Nevertheless, it is interesting to see the uses the president of Bowdoin made of Klingenstein’s exchange with him (and the distortions the president made thereof, according to Klingenstein). And the report was not meant to be a scholarly dissertation on Plato, it was meant to be a study of the situation at Bowdoin (and unless those “remarks” were in quotes, those words were not meant to be actual quotes from Plato).
I am sure there were some ways in which the report (like almost any report) could be criticized. Same for Klingenstein’s letter. Not important to the points being made here (and I think actually you’re aware of that). The point is the makeup of the Bowdoin faculty and the point of view of the school’s academic selections in general, and the fact that this is not unusual but typical, and that this has been true for decades (getting worse over time). And wanting to do something about it, in particular to alert people as a first step, has nothing to do with “pining” for some lost era which of course will not return. It has to do with improving what our educational institutions have become.
The left—a group you yourself may or may not be part of—would like to see the right lose heart and say, Oh, all is lost, why bother to fight it? But although the hour is late and getting later, these things need to be fought.
Neo-neocon: If not pining and nostalgic, then why the consistent lament for the canon of “dead white males” (typified, in this instance by comments by Anony-Mouse: “And so, we nasty wicked conservative troglodyte morons should shut up and learn to denounce our Dead White European roots.”) If not pining and nostalgic for an older curriculum, then what should replace Bowdoin’s current curriculum? If you’ve no alternative, there is little basis for critique . . . so what’s the alternative? Might I suggest that the NAS report, biased at its inception, might not be the best place to analyze pedagogic flaws? As Goldman remarks in his piece for The American Conservative:
“A small, but telling example of this failure is the report’s self-description as an “an ethnography of an academic culture, its worldview, customs, and values.” It’s actually nothing of the kind. The report is based on considerable research in public documents and some interviews with students. But it includes none of the direct observation or explicit reflection on the way that observation can influence outcomes that characterizes academic ethnography. There is no more effective way to tick off professors than to misuse a technical concept. That’s especially true when that concept is supposed to describe the study’s relationship to the faculty itself.”

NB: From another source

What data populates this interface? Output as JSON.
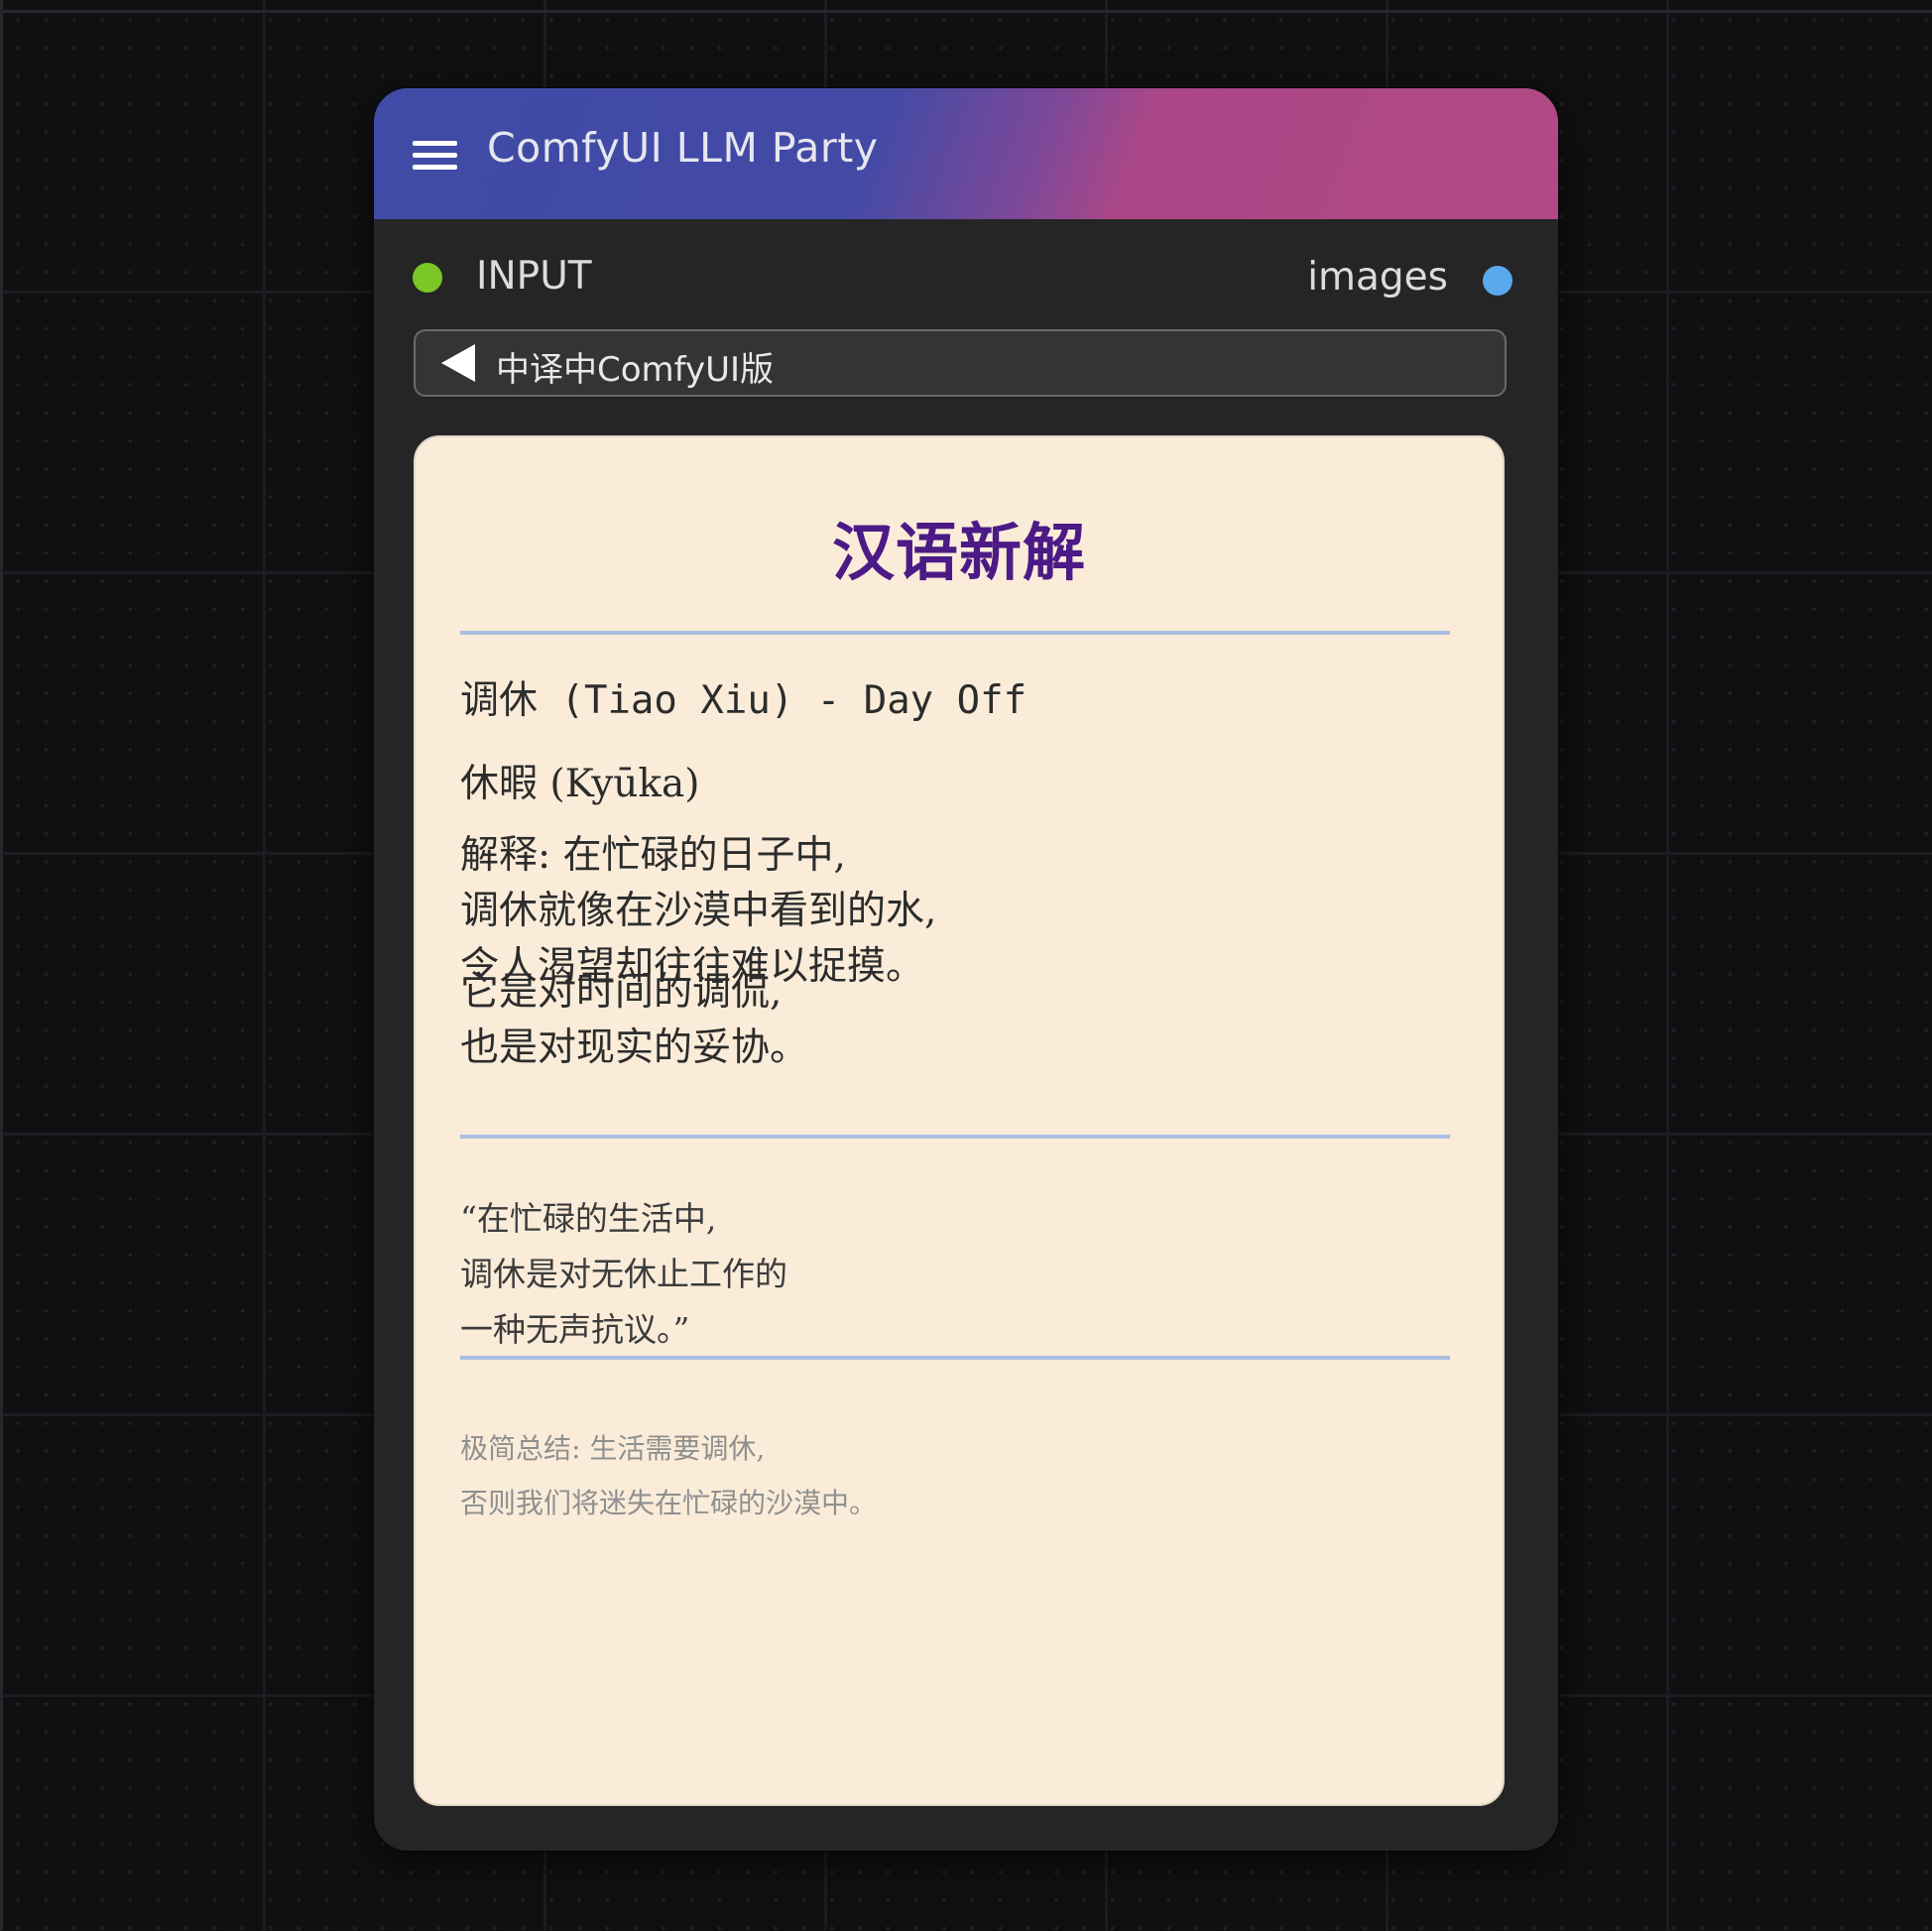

Indeed, would it surprise you or your readers to see what subjects are actually taught in the History Department at Bowdoin?

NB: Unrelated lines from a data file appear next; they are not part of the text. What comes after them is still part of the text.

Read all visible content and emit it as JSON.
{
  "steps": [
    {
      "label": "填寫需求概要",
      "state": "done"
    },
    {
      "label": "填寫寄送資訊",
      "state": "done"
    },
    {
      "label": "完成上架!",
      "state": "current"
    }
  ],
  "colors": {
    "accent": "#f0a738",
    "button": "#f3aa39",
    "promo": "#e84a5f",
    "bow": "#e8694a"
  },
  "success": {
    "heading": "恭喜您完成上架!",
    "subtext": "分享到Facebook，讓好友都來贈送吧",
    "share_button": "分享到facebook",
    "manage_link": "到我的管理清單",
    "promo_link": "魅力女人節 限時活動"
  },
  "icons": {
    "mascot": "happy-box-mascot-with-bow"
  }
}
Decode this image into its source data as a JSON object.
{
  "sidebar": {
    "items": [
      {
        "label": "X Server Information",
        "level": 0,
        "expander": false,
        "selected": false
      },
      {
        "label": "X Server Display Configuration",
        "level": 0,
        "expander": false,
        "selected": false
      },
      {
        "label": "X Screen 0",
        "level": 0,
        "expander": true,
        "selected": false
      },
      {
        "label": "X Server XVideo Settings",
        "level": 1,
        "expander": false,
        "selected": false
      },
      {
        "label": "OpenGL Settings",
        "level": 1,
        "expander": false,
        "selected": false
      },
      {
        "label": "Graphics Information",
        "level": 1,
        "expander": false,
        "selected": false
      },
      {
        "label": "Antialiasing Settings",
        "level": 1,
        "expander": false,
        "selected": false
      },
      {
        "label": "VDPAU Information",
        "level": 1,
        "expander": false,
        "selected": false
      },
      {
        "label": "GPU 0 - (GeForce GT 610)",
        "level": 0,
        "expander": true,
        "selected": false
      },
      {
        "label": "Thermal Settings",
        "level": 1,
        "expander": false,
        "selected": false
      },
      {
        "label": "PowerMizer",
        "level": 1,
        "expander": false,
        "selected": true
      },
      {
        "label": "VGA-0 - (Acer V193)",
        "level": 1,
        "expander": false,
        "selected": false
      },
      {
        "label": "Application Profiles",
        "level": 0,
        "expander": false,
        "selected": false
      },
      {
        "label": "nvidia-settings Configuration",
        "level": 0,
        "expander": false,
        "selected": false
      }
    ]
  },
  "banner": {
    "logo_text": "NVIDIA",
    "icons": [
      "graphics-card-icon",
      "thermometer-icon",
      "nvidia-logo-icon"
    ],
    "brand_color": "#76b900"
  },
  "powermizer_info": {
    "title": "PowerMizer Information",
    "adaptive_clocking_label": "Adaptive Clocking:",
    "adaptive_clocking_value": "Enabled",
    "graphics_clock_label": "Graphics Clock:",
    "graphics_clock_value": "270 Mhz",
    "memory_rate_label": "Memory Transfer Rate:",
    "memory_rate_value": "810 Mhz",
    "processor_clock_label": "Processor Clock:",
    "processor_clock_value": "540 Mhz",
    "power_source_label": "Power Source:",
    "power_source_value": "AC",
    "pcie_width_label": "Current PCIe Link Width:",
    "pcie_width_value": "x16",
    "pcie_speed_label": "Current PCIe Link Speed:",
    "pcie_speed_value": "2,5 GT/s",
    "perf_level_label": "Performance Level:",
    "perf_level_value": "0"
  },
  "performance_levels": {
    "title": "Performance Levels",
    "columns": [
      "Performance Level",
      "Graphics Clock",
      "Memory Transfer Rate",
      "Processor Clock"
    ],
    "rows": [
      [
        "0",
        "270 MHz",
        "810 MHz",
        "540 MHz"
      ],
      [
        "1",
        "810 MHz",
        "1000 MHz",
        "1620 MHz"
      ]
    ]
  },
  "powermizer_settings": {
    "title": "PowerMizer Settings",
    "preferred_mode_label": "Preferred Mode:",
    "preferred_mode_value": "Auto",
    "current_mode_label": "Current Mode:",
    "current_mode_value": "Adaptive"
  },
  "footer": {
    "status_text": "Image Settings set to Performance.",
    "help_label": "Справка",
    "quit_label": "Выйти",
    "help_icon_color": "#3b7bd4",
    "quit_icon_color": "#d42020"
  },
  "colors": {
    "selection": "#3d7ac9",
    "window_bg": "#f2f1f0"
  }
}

http://www.bowdoin.edu/history/courses/fall-2012.shtml
Or that Victor Davis Hanson is on the syllabus of “War and Society (History 140)”?
http://www.bowdoin.edu/faculty/p/prael/pdf/140.pdf
As to “no one being the least bit shocked,” I’d refer you to Chapter 5 of the misguided NAS study-for-hire: report:http://www.nas.org/images/documents/What_Does_Bowdoin_Teach.pdf
These are among the many ways in which the manifold flaws of the report are relevant to the discussion at hand, which, if you were to actually read it and its hyperventilating tone (sex among coeds!), I’m sure you’d agree.
Lastly, you talk of fighting this decades old problem, but you offer no suggestions or avenues for action. Bowdoin occupies a market niche, catering to liberal parents who wish for their children to receive a “liberal” education. Do you wish to tinker with that, to mandate a state (or federal, shudder) oversight above and beyond what already exists? Another layer of bureaucracy to be captured by the liberal nanny statists? Or do you advocate what has also existed for decades as a market option: conservative colleges with more traditional curriculums?
I’m curious as to what sort of “fight” you have in mind.